When asked what I want to do for the rest of my life, I want to answer, 'play in an all-girl banjo band'
And when asked if it's okay to steal from an employer, I will nod and say, FUCK YEA!!
I will say my name is Randy Johnson from Duluth, where I have been an independent business man since 1922, making sandwiches for the masses where they each get a bottle of Coca-Cola for a nickel!
"Do you think you'll still be alive in 12 months?"
"Probably not," I respond, "I doubt I'll live through this week!"
The interview was over in twelve point two seconds, but there were more questions, like what was my favorite sexual position if I was caught in an avalanche.
"Do you like to draw?"
"What kind of things do you draw?"
She started to dial security.
I stood up and walked away.
It seem like the best thing to do.
Today's menu involves super glue and a sack full of nuts, peanuts, to be exact.
A light breeze wafts in from the south, where the smell of the rendering plant cannot be smelled, but the farm is in full bloom.
Cow shit for those of you city slickers.
The phone rings.
Doctor is on the other end.
"How long do I have to live doc?"
She hates it when I call her doc.
It makes her moody.
"Two days!" she slams the phone down.
What could I do in two days?
Free a backward nation?
Party with some Hollywood slut wannabes in my Chevy?
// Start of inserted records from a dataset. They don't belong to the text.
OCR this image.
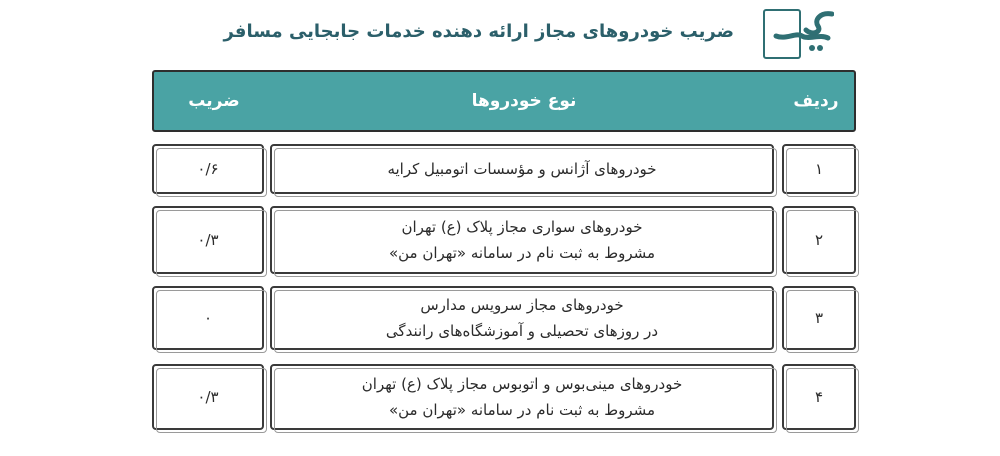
ضریب خودروهای مجاز ارائه دهنده خدمات جابجایی مسافر
ردیف
نوع خودروها
ضریب
۱
خودروهای آژانس و مؤسسات اتومبیل کرایه
۰/۶
۲
خودروهای سواری مجاز پلاک (ع) تهران
مشروط به ثبت نام در سامانه «تهران من»
۰/۳
۳
خودروهای مجاز سرویس مدارس
در روزهای تحصیلی و آموزشگاه‌های رانندگی
۰
۴
خودروهای مینی‌بوس و اتوبوس مجاز پلاک (ع) تهران
مشروط به ثبت نام در سامانه «تهران من»
۰/۳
The possibilities were endless.
I decided to take a nap.
Here lies the secret to the world, locked inside a bottle, and flushed down the toilet to be found by someone on a deserted island, DO NOT EAT THE YELLOW SNOW, IT'S PROBABLY NOT LEMON!
Also, leave your sister alone, she's crabby, needs a nap, but she won't take one.
I know you're bored, so am I!
Good morning and have a better day...or something!